In Saumya Chaurasia, the Supreme Court had held that the phrase “may be released on bail, if the special court so directs” in the first proviso to Section 45(1) is discretionary, not mandatory. The Court had cautioned that bail for women cannot be granted automatically and that courts must exercise discretion judiciously, taking into account the extent of involvement of the accused and the nature of evidence collected. That judgment had denied bail to the appellant, who was a Deputy Secretary and OSD in the Office of the Chief Minister, on the ground that there was sufficient evidence of active involvement in money laundering.

In Kalvakuntla Kavitha, decided after Saumya Chaurasia, the Supreme Court clarified the earlier ruling. It held that Saumya Chaurasia did not say that the proviso to Section 45(1) applies only to “vulnerable women”, and did not say that educated, sophisticated, or politically prominent women are excluded from the benefit of the proviso. The Court found that the High Court in that matter had “totally misdirected herself while denying the benefit of the proviso to Section 45(1) of the PMLA.” It confirmed that the proviso entitles a woman to special treatment when her bail prayer is being considered, and that if a court denies that benefit, it must give specific reasons.

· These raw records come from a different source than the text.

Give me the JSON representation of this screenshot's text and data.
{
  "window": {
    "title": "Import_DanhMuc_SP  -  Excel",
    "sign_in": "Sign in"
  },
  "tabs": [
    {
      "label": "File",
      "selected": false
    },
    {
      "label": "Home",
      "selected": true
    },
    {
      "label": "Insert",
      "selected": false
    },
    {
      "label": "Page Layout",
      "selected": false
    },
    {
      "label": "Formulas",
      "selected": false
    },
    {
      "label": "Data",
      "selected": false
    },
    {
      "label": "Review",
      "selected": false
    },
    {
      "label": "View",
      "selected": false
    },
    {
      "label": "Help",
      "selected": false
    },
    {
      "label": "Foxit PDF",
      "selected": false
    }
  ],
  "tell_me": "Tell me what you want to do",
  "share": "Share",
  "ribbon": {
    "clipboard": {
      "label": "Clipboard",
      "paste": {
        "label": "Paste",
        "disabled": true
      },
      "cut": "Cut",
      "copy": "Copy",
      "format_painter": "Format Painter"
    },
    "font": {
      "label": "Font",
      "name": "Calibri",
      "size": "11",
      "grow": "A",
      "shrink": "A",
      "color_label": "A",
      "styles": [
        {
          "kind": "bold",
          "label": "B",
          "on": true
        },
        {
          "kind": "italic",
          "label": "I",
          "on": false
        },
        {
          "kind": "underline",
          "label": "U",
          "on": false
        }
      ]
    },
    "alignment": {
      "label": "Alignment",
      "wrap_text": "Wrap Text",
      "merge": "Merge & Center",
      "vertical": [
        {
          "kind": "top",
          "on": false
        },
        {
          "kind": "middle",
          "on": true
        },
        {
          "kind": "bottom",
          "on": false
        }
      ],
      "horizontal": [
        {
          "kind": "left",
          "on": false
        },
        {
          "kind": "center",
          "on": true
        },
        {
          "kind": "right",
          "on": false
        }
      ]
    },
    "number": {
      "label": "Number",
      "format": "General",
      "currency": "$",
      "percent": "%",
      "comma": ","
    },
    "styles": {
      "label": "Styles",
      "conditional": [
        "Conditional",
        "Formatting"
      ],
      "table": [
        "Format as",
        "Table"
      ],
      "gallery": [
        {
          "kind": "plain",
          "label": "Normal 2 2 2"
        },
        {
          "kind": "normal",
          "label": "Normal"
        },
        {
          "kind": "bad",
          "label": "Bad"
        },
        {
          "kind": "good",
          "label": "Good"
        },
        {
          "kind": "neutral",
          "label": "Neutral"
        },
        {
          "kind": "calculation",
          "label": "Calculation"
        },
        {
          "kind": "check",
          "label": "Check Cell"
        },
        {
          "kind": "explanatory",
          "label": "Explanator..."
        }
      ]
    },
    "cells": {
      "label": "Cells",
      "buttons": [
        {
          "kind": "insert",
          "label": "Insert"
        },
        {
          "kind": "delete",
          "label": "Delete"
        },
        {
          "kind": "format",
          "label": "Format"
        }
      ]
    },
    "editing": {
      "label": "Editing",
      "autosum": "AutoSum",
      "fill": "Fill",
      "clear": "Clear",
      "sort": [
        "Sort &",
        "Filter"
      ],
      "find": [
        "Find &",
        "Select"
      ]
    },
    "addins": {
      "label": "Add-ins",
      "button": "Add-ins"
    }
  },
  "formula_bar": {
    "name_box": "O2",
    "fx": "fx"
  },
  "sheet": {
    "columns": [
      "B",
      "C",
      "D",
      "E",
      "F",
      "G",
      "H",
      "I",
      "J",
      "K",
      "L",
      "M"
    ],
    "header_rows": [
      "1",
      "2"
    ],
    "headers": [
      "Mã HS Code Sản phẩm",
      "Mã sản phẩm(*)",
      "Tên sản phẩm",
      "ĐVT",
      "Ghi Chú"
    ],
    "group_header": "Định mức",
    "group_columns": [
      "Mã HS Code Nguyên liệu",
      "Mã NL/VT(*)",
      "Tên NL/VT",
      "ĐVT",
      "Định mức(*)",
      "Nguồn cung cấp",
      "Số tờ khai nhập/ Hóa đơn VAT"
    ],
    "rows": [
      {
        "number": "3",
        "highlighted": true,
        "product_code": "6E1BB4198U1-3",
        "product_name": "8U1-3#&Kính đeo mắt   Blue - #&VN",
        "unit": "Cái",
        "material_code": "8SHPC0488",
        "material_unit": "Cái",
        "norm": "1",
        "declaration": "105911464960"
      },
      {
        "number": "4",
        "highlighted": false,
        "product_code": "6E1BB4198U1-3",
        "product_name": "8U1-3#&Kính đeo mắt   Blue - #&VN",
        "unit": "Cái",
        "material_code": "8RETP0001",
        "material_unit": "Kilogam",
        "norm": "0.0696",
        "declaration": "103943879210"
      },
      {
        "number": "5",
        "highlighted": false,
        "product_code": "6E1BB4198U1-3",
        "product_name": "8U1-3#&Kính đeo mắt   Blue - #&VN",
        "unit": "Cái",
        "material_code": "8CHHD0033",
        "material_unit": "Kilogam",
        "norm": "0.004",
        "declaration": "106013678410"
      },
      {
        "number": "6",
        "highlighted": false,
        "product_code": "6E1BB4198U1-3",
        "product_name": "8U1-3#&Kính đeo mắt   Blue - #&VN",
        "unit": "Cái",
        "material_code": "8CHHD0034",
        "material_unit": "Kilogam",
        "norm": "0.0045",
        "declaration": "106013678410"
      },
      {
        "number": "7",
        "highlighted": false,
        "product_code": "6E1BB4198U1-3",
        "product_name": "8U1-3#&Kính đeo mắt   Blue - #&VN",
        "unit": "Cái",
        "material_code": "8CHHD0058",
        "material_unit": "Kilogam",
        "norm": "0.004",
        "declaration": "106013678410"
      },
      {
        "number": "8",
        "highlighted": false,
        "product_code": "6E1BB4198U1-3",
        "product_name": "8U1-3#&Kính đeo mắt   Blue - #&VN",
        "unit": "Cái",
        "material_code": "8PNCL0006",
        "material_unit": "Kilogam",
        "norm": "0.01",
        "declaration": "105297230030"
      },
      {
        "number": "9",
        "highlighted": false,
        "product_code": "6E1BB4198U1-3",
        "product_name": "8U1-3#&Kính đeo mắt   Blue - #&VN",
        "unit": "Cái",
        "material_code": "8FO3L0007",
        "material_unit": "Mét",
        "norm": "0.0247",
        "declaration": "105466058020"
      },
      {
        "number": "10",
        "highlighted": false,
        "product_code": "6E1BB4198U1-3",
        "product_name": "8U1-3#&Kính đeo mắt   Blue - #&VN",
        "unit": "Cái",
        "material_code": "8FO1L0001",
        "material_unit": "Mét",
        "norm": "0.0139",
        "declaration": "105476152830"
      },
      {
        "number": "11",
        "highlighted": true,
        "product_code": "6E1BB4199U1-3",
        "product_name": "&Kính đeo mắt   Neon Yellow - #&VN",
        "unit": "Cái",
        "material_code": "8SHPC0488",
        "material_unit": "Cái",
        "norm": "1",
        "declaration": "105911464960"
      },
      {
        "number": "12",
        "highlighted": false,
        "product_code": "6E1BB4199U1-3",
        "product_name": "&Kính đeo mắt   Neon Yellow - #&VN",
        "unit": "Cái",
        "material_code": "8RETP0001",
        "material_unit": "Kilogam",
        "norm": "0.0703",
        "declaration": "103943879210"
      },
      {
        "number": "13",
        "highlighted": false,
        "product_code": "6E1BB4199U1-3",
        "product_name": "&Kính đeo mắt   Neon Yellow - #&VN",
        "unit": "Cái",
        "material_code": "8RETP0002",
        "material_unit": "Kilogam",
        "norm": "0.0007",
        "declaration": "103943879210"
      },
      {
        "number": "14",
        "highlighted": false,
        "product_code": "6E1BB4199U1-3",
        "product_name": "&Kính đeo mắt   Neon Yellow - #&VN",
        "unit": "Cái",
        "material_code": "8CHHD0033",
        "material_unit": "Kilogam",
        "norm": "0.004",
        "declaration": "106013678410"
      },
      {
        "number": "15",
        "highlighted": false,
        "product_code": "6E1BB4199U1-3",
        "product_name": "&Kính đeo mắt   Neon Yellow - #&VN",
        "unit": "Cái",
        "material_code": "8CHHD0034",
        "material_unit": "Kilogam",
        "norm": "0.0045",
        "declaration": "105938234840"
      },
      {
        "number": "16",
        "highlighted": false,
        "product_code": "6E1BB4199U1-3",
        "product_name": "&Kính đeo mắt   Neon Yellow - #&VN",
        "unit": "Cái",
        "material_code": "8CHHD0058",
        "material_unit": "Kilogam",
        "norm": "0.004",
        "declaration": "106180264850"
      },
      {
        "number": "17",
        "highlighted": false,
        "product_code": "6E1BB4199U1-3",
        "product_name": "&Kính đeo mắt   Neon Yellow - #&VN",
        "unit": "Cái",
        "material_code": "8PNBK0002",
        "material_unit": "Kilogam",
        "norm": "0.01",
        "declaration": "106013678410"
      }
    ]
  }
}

In Shashi Bala, the Supreme Court went further. Reading the first proviso to Section 45(1) on its plain terms, it held that the proviso “operates as an exception to clause (ii) of sub-Section (1) of Section 45 of the PMLA” and that when a woman applies for bail, “the twin conditions in clause (ii) need not be satisfied.” The Solicitor General, appearing in that matter, conceded before the Supreme Court that the rigours of clause (ii) of Section 45(1) do not apply to a woman in view of the proviso. In Shashi Bala, the Court had also factored in that the maximum punishment for the alleged offences is seven years and that the possibility of trial being concluded in the near future was remote, and on those facts held that a prima facie case for enlarging the accused on bail was made out.

Assessment of the Trial Court's Order

Having mapped the Supreme Court's position, Justice Vishwajith Shetty turned to whether the order of the Special Court was legally infirm. He found that it was not. The Trial Court had applied its mind and passed a reasoned order. It had taken into account that the respondent had been granted bail in all the cases registered against her for predicate offences, that further proceedings in some of those cases had been stayed by the High Court, and that the prosecution did not require the respondent's presence for the purpose of investigation any longer. The respondent, a married woman, had been in custody for nearly two months at the time the bail was granted.

The facts of the present case, Justice Vishwajith Shetty observed, align with those the Supreme Court had weighed in Shashi Bala: the charge sheet runs to more than 6,700 pages, 39 witnesses have been cited, trial has not commenced, and a conclusion in the near future is remote.

The ED's argument that the Special Court granted bail “solely for the reason that the respondent is a lady” was not accepted. The High Court read the Trial Court's order as a reasoned exercise of discretion that took several factors into account, not a mechanical application of the gender exception. In the absence of any ground for cancellation — such as breach of bail conditions, tampering with evidence, or threatening witnesses — the petition could not be sustained.

Outcome

Criminal Petition No. 13915 of 2025 filed by the Directorate of Enforcement was dismissed. The bail granted to Mrs. Aishwarya Gowda by the Court of the Principal City Civil and Sessions Judge, Bengaluru, on 17 June 2025, in ECIR/BGZO/06/2025 for offences under Sections 3 and 4 of the Prevention of Money Laundering Act, 2002, stands.